Of course I read Mary's email before I knew what the photo was. Mary wrote: Imagine him crying, wailing with his nose pressed to the door trying to get out. I thought she was talking about her date last night. Ok, bad joke, but I couldn't resist. It reminds me of the old joke making the trade show rounds back in the 80s of a man saying, "There was a woman last night pounding on the door of my hotel room, yelling, screaming" and you think "wow, that's a weird story" and then the punchline is "And so I decided to let her out."
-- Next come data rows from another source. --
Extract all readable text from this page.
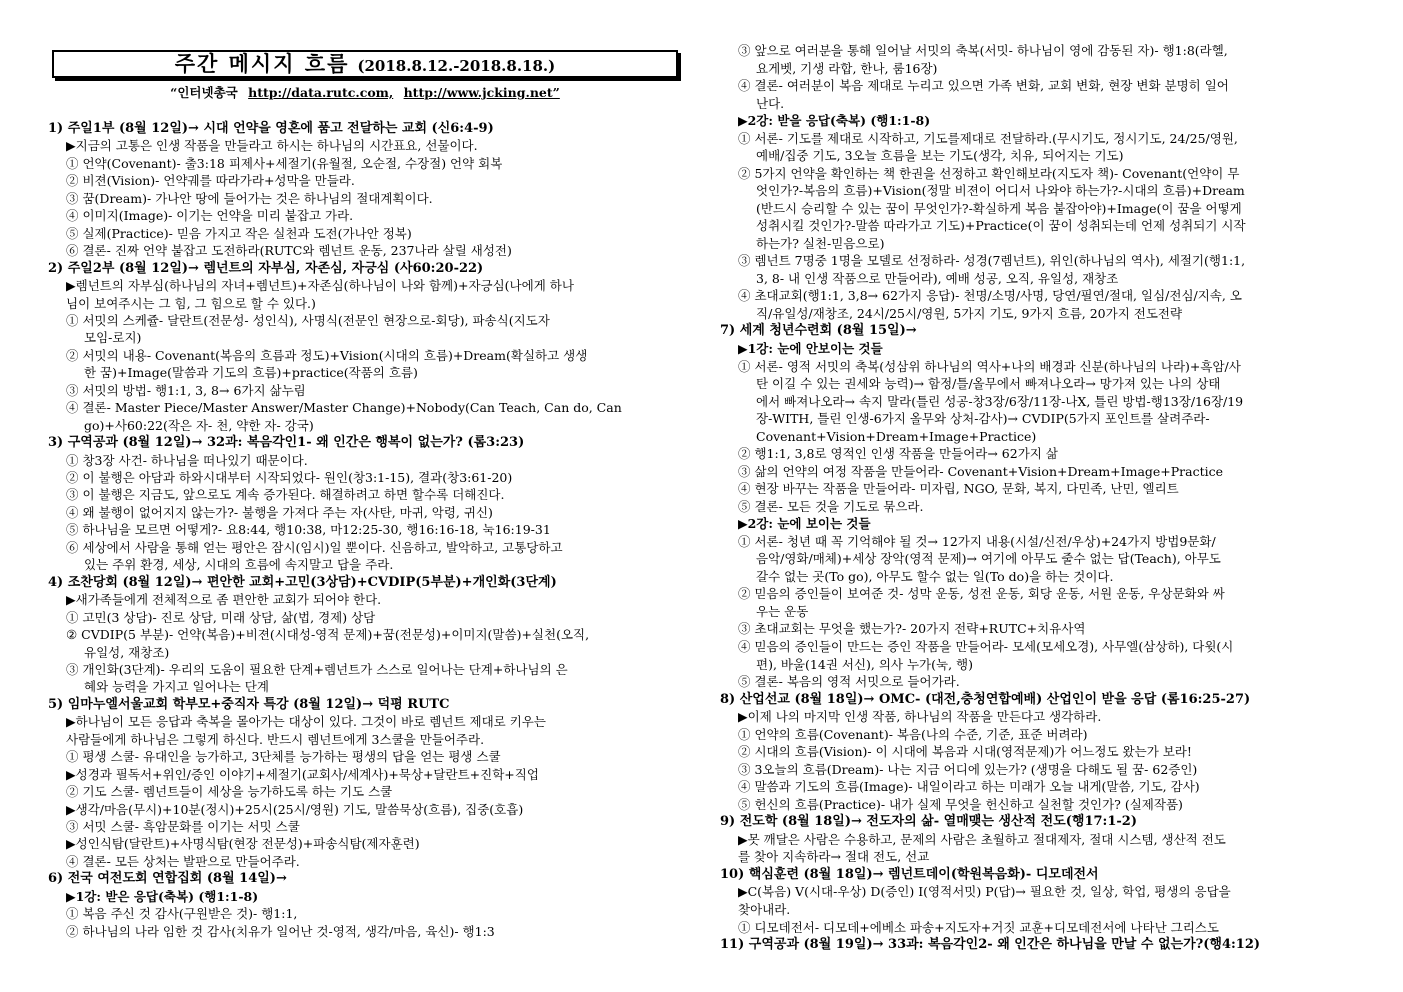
주간 메시지 흐름 (2018.8.12.-2018.8.18.)
“인터넷총국 http://data.rutc.com, http://www.jcking.net”
1) 주일1부 (8월 12일)→ 시대 언약을 영혼에 품고 전달하는 교회 (신6:4-9)
▶지금의 고통은 인생 작품을 만들라고 하시는 하나님의 시간표요, 선물이다.
① 언약(Covenant)- 출3:18 피제사+세절기(유월절, 오순절, 수장절) 언약 회복
② 비젼(Vision)- 언약궤를 따라가라+성막을 만들라.
③ 꿈(Dream)- 가나안 땅에 들어가는 것은 하나님의 절대계획이다.
④ 이미지(Image)- 이기는 언약을 미리 붙잡고 가라.
⑤ 실제(Practice)- 믿음 가지고 작은 실천과 도전(가나안 정복)
⑥ 결론- 진짜 언약 붙잡고 도전하라(RUTC와 렘넌트 운동, 237나라 살릴 새성전)
2) 주일2부 (8월 12일)→ 렘넌트의 자부심, 자존심, 자긍심 (사60:20-22)
▶렘넌트의 자부심(하나님의 자녀+렘넌트)+자존심(하나님이 나와 함께)+자긍심(나에게 하나
님이 보여주시는 그 힘, 그 힘으로 할 수 있다.)
① 서밋의 스케쥴- 달란트(전문성- 성인식), 사명식(전문인 현장으로-회당), 파송식(지도자
모임-로지)
② 서밋의 내용- Covenant(복음의 흐름과 정도)+Vision(시대의 흐름)+Dream(확실하고 생생
한 꿈)+Image(말씀과 기도의 흐름)+practice(작품의 흐름)
③ 서밋의 방법- 행1:1, 3, 8→ 6가지 삶누림
④ 결론- Master Piece/Master Answer/Master Change)+Nobody(Can Teach, Can do, Can
go)+사60:22(작은 자- 천, 약한 자- 강국)
3) 구역공과 (8월 12일)→ 32과: 복음각인1- 왜 인간은 행복이 없는가? (롬3:23)
① 창3장 사건- 하나님을 떠나있기 때문이다.
② 이 불행은 아담과 하와시대부터 시작되었다- 원인(창3:1-15), 결과(창3:61-20)
③ 이 불행은 지금도, 앞으로도 계속 증가된다. 해결하려고 하면 할수록 더해진다.
④ 왜 불행이 없어지지 않는가?- 불행을 가져다 주는 자(사탄, 마귀, 악령, 귀신)
⑤ 하나님을 모르면 어떻게?- 요8:44, 행10:38, 마12:25-30, 행16:16-18, 눅16:19-31
⑥ 세상에서 사람을 통해 얻는 평안은 잠시(임시)일 뿐이다. 신음하고, 발악하고, 고통당하고
있는 주위 환경, 세상, 시대의 흐름에 속지말고 답을 주라.
4) 조찬당회 (8월 12일)→ 편안한 교회+고민(3상담)+CVDIP(5부분)+개인화(3단계)
▶새가족들에게 전체적으로 좀 편안한 교회가 되어야 한다.
① 고민(3 상담)- 진로 상담, 미래 상담, 삶(법, 경제) 상담
② CVDIP(5 부분)- 언약(복음)+비젼(시대성-영적 문제)+꿈(전문성)+이미지(말씀)+실천(오직,
유일성, 재창조)
③ 개인화(3단계)- 우리의 도움이 필요한 단계+렘넌트가 스스로 일어나는 단계+하나님의 은
혜와 능력을 가지고 일어나는 단계
5) 임마누엘서울교회 학부모+중직자 특강 (8월 12일)→ 덕평 RUTC
▶하나님이 모든 응답과 축복을 몰아가는 대상이 있다. 그것이 바로 렘넌트 제대로 키우는
사람들에게 하나님은 그렇게 하신다. 반드시 렘넌트에게 3스쿨을 만들어주라.
① 평생 스쿨- 유대인을 능가하고, 3단체를 능가하는 평생의 답을 얻는 평생 스쿨
▶성경과 필독서+위인/증인 이야기+세절기(교회사/세계사)+묵상+달란트+진학+직업
② 기도 스쿨- 렘넌트들이 세상을 능가하도록 하는 기도 스쿨
▶생각/마음(무시)+10분(정시)+25시(25시/영원) 기도, 말씀묵상(흐름), 집중(호흡)
③ 서밋 스쿨- 흑암문화를 이기는 서밋 스쿨
▶성인식탐(달란트)+사명식탐(현장 전문성)+파송식탐(제자훈련)
④ 결론- 모든 상처는 발판으로 만들어주라.
6) 전국 여전도회 연합집회 (8월 14일)→
▶1강: 받은 응답(축복) (행1:1-8)
① 복음 주신 것 감사(구원받은 것)- 행1:1,
② 하나님의 나라 임한 것 감사(치유가 일어난 것-영적, 생각/마음, 육신)- 행1:3
③ 앞으로 여러분을 통해 일어날 서밋의 축복(서밋- 하나님이 영에 감동된 자)- 행1:8(라헬,
요게벳, 기생 라합, 한나, 룸16장)
④ 결론- 여러분이 복음 제대로 누리고 있으면 가족 변화, 교회 변화, 현장 변화 분명히 일어
난다.
▶2강: 받을 응답(축복) (행1:1-8)
① 서론- 기도를 제대로 시작하고, 기도를제대로 전달하라.(무시기도, 정시기도, 24/25/영원,
예배/집중 기도, 3오늘 흐름을 보는 기도(생각, 치유, 되어지는 기도)
② 5가지 언약을 확인하는 책 한권을 선정하고 확인해보라(지도자 책)- Covenant(언약이 무
엇인가?-복음의 흐름)+Vision(정말 비젼이 어디서 나와야 하는가?-시대의 흐름)+Dream
(반드시 승리할 수 있는 꿈이 무엇인가?-확실하게 복음 붙잡아야)+Image(이 꿈을 어떻게
성취시킬 것인가?-말씀 따라가고 기도)+Practice(이 꿈이 성취되는데 언제 성취되기 시작
하는가? 실천-믿음으로)
③ 렘넌트 7명중 1명을 모델로 선정하라- 성경(7렘넌트), 위인(하나님의 역사), 세절기(행1:1,
3, 8- 내 인생 작품으로 만들어라), 예배 성공, 오직, 유일성, 재창조
④ 초대교회(행1:1, 3,8→ 62가지 응답)- 천명/소명/사명, 당연/필연/절대, 일심/전심/지속, 오
직/유일성/재창조, 24시/25시/영원, 5가지 기도, 9가지 흐름, 20가지 전도전략
7) 세계 청년수련회 (8월 15일)→
▶1강: 눈에 안보이는 것들
① 서론- 영적 서밋의 축복(성삼위 하나님의 역사+나의 배경과 신분(하나님의 나라)+흑암/사
탄 이길 수 있는 권세와 능력)→ 함정/틀/올무에서 빠져나오라→ 망가져 있는 나의 상태
에서 빠져나오라→ 속지 말라(틀린 성공-창3장/6장/11장-나X, 틀린 방법-행13장/16장/19
장-WITH, 틀린 인생-6가지 올무와 상처-감사)→ CVDIP(5가지 포인트를 살려주라-
Covenant+Vision+Dream+Image+Practice)
② 행1:1, 3,8로 영적인 인생 작품을 만들어라→ 62가지 삶
③ 삶의 언약의 여정 작품을 만들어라- Covenant+Vision+Dream+Image+Practice
④ 현장 바꾸는 작품을 만들어라- 미자립, NGO, 문화, 복지, 다민족, 난민, 엘리트
⑤ 결론- 모든 것을 기도로 묶으라.
▶2강: 눈에 보이는 것들
① 서론- 청년 때 꼭 기억해야 될 것→ 12가지 내용(시설/신전/우상)+24가지 방법9문화/
음악/영화/매체)+세상 장악(영적 문제)→ 여기에 아무도 줄수 없는 답(Teach), 아무도
갈수 없는 곳(To go), 아무도 할수 없는 일(To do)을 하는 것이다.
② 믿음의 증인들이 보여준 것- 성막 운동, 성전 운동, 회당 운동, 서원 운동, 우상문화와 싸
우는 운동
③ 초대교회는 무엇을 했는가?- 20가지 전략+RUTC+치유사역
④ 믿음의 증인들이 만드는 증인 작품을 만들어라- 모세(모세오경), 사무엘(삼상하), 다윗(시
편), 바울(14권 서신), 의사 누가(눅, 행)
⑤ 결론- 복음의 영적 서밋으로 들어가라.
8) 산업선교 (8월 18일)→ OMC- (대전,충청연합예배) 산업인이 받을 응답 (롬16:25-27)
▶이제 나의 마지막 인생 작품, 하나님의 작품을 만든다고 생각하라.
① 언약의 흐름(Covenant)- 복음(나의 수준, 기준, 표준 버려라)
② 시대의 흐름(Vision)- 이 시대에 복음과 시대(영적문제)가 어느정도 왔는가 보라!
③ 3오늘의 흐름(Dream)- 나는 지금 어디에 있는가? (생명을 다해도 될 꿈- 62증인)
④ 말씀과 기도의 흐름(Image)- 내일이라고 하는 미래가 오늘 내게(말씀, 기도, 감사)
⑤ 헌신의 흐름(Practice)- 내가 실제 무엇을 헌신하고 실천할 것인가? (실제작품)
9) 전도학 (8월 18일)→ 전도자의 삶- 열매맺는 생산적 전도(행17:1-2)
▶못 깨달은 사람은 수용하고, 문제의 사람은 초월하고 절대제자, 절대 시스템, 생산적 전도
를 찾아 지속하라→ 절대 전도, 선교
10) 핵심훈련 (8월 18일)→ 렘넌트데이(학원복음화)- 디모데전서
▶C(복음) V(시대-우상) D(증인) I(영적서밋) P(답)→ 필요한 것, 일상, 학업, 평생의 응답을
찾아내라.
① 디모데전서- 디모데+에베소 파송+지도자+거짓 교훈+디모데전서에 나타난 그리스도
11) 구역공과 (8월 19일)→ 33과: 복음각인2- 왜 인간은 하나님을 만날 수 없는가?(행4:12)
This is actually the door to Mary's new screened in porch where she had considered putting in a cat door, but then decided against it. Milo has been very confused by this addition. I said to Mary if she woke up one day and there was an extra room in her house she'd never seen, she'd be confused too.

These two are the DC Court of Appelas building where Mary reported for jury duty yesterday. It's one day or one trial (which is what NY is as well) and Mary didn't get chosen so she has now done her civic duty. The statue is Abraham Lincoln.


Mary Mc said...

Actually I misled you - I was in jury duty in the Courthouse of the Superior Court, not the Court of Appeals. I just walked by this building on my way home. Do appeals courts have juries? I'm thinking they don't but I don't know why I think that.

Mary Mc said...

Here's more than you want to know about the Court of Appeals:

Congress established the District of Columbia Court of Appeals as the highest court of the District of Columbia in 1970. The court consists of a chief judge and eight associate judges. The court is assisted by the service of retired judges who have been recommended and approved as senior judges.
The D.C. Court of Appeals is the equivalent of a state supreme court. As the highest court for the District of Columbia, the Court of Appeals is authorized to review all final orders, judgments and specified interlocutory orders of the Superior Court of the District of Columbia. The Court also has jurisdiction to review decisions of administrative agencies, boards, and commissions of the District of Columbia government, as well as to answer questions of law certified by federal and state appellate courts. As authorized by Congress, the Court reviews proposed rules of the Superior Court and promulgates its own rules.

In the exercise of its inherent jurisdiction over members of the legal profession, the Court established the District of Columbia Bar and has the power to approve the rules regarding attorney discipline. The Court also approves the rules regarding attorney conduct and has established rules governing the admission of members of the District of Columbia Bar and the resolution of complaints concerning the unauthorized practice of law in the District of Columbia.

Melissa said...

Poor Milo :(... Maybe Mary will end up adding that cat door after all :). Pretty pics.. And thanks for the education on the court of appeals... I didn't know any of that!

Barbara said...

Mary may have thought she built the porch for herself but it was really for Milo.